Ich hopple friedlich schnaufend durch den Volkspark, als sich Unheil nähert. Ich spüre es schon von weitem, ehe ich irgendetwas höre oder sehe. Es ist wie ein Schatten, der unversehens mein Gemüt umwölkt, ein innerer Eichelhäher, der im Dickicht meiner Gedanken warnend schreit – selbst der moderne Mensch scheint sich da den Rest eines Urinstinkts erhalten zu haben.
Und schon ist er fast neben mir, Typus Altlinker, lange graue Haare und anachronistische Jeansjacke auf einem Lastenfahrrad, und zischt mich von schräg hinten an: „Kss, kss! Heimlich wird hier der Faschismus wieder eingeführt. Unaufhaltsam …“
Aha, Grüße aus Schwurbelhausen. Aber warum gerade ich? Was habe ich getan? Und soll ich missioniert werden oder sieht er in mir eher einen Gleichgesinnten, weil ich hier meinen Körper durch Bewegung an der frischen Luft stähle? Ein Nachkomme Turnvater Jahns in der Hasenheide, ein rot-grün-brauner Fitnesshybrid zwischen Nationalismus, Freiheitskampf und autark errungener Immunität. Denn eine häufige Legende der Impfgegner besagt ja, dass man Viren jeder Art am besten durch Sport, Wechselbäder oder Essen eines Apfels abwehrt. So wird man niemals krank, und wenn doch, dann ist es sogar umso besser, denn je schwerer man erkrankt, desto weniger erkrankt man dann in Zukunft. Das gilt vor allem für die Toten.

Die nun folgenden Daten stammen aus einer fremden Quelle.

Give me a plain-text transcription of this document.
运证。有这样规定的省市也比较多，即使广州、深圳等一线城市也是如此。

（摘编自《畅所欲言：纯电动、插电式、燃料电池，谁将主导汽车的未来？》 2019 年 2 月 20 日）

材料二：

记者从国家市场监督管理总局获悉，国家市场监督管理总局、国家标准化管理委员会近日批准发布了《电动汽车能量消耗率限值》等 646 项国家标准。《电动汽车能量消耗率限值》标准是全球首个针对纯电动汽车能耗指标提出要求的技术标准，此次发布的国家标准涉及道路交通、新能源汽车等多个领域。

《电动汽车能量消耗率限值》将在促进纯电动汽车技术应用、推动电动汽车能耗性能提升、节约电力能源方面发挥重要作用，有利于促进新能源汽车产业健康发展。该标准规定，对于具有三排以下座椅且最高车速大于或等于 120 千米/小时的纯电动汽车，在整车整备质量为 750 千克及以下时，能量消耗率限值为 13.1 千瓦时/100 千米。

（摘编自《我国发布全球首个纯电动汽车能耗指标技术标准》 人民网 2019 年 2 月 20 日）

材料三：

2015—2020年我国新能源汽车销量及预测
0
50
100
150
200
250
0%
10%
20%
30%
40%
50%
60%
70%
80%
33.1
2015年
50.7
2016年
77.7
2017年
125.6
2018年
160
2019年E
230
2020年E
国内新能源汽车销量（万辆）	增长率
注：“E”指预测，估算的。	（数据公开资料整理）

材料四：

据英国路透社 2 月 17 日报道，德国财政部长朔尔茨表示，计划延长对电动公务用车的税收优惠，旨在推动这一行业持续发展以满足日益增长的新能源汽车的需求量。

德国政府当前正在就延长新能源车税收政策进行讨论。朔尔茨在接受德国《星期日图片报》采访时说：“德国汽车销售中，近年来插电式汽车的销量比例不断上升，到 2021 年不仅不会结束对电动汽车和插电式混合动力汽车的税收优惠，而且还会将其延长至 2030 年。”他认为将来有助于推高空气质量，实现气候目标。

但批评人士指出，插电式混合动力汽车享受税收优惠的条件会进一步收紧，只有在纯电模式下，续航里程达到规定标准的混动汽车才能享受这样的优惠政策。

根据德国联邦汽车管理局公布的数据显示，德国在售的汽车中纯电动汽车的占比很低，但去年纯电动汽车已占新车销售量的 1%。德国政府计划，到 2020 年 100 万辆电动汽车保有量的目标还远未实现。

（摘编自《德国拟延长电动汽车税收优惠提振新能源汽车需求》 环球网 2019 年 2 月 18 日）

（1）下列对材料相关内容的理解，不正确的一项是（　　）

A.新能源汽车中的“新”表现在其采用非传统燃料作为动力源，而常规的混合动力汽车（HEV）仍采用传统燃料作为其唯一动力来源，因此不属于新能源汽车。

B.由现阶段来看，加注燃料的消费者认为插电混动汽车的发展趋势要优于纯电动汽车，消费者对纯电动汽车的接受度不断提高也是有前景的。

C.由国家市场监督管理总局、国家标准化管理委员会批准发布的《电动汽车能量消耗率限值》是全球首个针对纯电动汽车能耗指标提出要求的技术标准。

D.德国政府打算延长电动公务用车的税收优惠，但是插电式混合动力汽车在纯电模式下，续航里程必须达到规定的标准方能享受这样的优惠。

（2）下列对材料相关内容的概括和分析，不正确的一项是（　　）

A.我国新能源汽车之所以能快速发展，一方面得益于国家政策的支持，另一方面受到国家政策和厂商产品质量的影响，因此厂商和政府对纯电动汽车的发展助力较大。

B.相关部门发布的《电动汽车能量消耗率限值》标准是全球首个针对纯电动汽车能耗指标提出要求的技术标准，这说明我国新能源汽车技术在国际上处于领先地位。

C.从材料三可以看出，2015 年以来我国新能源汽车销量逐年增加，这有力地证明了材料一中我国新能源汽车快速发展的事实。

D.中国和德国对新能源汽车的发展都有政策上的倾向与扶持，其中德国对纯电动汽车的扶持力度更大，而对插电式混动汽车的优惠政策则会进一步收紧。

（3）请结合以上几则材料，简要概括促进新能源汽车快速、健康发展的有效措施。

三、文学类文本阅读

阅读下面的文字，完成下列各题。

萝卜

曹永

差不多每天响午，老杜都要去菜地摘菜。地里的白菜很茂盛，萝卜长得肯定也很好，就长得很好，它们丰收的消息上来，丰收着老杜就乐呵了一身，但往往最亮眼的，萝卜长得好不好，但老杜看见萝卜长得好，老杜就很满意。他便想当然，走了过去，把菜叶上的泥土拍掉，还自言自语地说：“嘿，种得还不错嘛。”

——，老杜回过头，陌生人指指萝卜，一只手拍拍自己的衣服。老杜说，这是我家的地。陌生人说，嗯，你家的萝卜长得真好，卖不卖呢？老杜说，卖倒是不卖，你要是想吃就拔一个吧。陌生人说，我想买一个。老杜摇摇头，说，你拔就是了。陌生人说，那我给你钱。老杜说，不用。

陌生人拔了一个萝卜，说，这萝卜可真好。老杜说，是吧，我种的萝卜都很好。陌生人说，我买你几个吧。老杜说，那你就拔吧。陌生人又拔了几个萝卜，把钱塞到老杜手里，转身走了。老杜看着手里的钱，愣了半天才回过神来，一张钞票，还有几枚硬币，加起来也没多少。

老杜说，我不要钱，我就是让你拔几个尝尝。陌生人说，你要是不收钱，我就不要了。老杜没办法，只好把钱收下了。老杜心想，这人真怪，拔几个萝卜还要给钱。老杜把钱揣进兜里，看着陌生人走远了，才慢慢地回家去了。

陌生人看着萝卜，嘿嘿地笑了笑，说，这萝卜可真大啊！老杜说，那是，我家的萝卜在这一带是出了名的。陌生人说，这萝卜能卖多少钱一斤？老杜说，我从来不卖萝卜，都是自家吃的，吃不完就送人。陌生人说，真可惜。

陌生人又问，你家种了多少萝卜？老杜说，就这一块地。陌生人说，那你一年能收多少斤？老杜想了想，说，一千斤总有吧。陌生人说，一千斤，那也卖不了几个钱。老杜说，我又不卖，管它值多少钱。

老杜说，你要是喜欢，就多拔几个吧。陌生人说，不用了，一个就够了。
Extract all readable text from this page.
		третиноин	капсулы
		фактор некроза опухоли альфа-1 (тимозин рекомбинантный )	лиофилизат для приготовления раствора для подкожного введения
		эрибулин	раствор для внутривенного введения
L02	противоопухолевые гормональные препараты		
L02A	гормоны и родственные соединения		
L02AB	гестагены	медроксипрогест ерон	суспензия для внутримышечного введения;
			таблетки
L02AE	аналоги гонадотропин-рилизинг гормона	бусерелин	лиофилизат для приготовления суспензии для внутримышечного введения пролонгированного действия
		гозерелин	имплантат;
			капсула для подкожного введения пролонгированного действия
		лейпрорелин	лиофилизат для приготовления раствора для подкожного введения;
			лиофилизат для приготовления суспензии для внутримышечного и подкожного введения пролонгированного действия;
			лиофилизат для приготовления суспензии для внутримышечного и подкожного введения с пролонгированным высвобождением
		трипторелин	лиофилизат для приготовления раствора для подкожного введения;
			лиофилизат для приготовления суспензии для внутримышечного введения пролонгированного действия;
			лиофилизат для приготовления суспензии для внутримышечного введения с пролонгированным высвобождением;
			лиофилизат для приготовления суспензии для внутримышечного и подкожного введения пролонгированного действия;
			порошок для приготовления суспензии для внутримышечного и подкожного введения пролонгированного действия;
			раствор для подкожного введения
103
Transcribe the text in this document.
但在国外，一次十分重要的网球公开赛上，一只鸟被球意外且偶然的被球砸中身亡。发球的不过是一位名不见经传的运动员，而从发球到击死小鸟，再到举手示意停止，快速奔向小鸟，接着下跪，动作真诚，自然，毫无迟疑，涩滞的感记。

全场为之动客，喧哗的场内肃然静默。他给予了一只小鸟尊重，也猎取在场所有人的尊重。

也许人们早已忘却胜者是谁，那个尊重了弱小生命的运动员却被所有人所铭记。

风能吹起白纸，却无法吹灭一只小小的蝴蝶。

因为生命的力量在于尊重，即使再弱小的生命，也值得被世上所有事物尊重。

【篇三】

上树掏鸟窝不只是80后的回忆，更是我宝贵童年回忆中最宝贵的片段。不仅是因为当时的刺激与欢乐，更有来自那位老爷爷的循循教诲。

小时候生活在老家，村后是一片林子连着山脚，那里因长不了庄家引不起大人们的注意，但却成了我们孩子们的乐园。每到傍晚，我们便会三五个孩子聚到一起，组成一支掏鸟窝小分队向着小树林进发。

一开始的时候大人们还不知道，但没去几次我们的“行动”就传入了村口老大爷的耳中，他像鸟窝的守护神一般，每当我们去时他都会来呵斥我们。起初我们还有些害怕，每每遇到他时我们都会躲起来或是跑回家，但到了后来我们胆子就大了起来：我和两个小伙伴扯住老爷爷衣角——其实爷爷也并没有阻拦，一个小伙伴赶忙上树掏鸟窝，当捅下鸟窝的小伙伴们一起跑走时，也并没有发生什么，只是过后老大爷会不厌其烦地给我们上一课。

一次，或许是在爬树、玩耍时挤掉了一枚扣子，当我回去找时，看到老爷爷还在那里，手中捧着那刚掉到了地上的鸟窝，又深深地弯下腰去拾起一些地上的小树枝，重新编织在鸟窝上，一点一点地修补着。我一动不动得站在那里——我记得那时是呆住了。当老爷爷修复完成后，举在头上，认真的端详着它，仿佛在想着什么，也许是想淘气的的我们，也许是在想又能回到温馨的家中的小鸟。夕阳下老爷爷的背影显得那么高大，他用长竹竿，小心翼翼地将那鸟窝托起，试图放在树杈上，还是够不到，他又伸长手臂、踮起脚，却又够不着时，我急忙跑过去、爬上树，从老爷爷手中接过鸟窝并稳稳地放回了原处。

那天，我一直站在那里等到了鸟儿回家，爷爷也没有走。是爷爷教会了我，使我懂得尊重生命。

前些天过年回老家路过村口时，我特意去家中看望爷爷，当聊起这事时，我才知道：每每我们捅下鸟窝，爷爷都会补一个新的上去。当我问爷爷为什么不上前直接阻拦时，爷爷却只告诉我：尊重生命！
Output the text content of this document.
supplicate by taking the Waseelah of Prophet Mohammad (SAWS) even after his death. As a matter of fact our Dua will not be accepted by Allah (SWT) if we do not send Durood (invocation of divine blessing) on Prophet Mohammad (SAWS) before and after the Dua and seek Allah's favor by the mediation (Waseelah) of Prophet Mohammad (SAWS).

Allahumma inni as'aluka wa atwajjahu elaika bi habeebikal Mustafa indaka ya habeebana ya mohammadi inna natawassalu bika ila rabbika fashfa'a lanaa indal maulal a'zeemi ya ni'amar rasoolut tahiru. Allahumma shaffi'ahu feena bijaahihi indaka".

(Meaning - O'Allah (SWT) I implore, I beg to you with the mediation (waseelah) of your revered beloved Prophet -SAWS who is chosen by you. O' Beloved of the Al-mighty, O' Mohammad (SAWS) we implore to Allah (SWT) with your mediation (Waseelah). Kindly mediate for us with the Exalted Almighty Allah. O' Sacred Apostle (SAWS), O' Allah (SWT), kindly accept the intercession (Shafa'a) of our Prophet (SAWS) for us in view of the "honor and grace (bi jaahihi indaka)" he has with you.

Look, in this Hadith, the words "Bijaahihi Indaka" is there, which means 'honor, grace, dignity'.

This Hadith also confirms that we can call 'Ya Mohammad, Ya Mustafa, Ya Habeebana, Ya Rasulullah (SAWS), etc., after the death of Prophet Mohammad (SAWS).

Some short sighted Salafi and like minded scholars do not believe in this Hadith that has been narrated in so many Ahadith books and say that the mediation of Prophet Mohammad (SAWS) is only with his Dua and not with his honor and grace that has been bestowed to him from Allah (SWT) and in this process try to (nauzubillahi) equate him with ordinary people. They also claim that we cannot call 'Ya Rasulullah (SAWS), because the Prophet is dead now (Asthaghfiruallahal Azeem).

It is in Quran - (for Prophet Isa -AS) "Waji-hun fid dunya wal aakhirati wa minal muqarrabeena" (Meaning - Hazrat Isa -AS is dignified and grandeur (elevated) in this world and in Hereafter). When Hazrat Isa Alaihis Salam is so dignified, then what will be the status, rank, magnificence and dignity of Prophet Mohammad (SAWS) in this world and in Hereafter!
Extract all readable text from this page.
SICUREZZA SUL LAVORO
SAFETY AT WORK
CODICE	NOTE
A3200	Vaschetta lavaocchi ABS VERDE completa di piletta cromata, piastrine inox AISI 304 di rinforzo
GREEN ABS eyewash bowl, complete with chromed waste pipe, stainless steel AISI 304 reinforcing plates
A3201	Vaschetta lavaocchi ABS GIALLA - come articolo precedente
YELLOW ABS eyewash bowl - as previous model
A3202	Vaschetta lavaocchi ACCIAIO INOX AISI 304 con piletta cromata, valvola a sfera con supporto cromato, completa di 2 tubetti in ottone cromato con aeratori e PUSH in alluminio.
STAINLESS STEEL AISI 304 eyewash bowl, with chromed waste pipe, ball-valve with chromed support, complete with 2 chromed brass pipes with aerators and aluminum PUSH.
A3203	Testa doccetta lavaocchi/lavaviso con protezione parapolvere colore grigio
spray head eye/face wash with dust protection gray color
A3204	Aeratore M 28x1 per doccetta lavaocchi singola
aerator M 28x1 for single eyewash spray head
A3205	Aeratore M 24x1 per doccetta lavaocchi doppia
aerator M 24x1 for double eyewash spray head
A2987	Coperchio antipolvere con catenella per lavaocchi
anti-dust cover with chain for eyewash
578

„Danke“, schnaufe ich mühsam im Laufen, „aber das interessiert mich nicht. Geh weg!“
Ich will mit ihm nicht über Diktaturen diskutieren. Sollte er diesbezüglich Fragen haben, kann er gerne nach Russland gucken. Aber bestimmt vergebliche Liebesmüh: Was ich bei mir persönlich bekannten „Querdenkern“ zunächst für eine wie auch immer verirrte, aber dennoch selbst zusammengestellte und in Resten sogar originär linke, weil obrigkeitskritische bis anarchische Position zur Pandemie hielt, fehlt am Ende nämlich jede Individualität. Denn nun wird zusammenhanglos das im Wahnpaket Classic standardmäßig ebenfalls enthaltene Element „Team Putin“ übernommen. Also kein bis zur gesellschaftlichen Selbstzerstörung ausgereizter Liberalitätsbegriff, sondern nur nachblökende Wachschafe. Enttäuschend.
Unbeirrt fährt er neben mir her. „Du bist doch dieser Schreiberling von Neukölln.“
Oh, nein. Das ist wirklich die denkbar dümmste Kombi: erfolglos zu sein, und trotzdem erkannt zu werden. Denn entweder bist du so prominent, dass du auf der Straße von Leuten erschossen wirst, nur weil die scharf auf einen eigenen Wikipedia-Eintrag sind, doch dafür stimmt immerhin das Schmerzensgeld. Oder es stimmt nicht, aber man fliegt wenigstens unbehelligt unter dem Radar der Feinde durch. Doch das hier ist echt lose-lose. Dazu noch der miese Ausdruck „Schreiberling“. Zwar gibt es nach wie vor auch anständige Menschen, die tatsächlich nicht wissen, dass das ein herabsetzender Begriff ist, den besonders gern die Nazis verwendet haben. Der hier aber meint das hörbar genau so.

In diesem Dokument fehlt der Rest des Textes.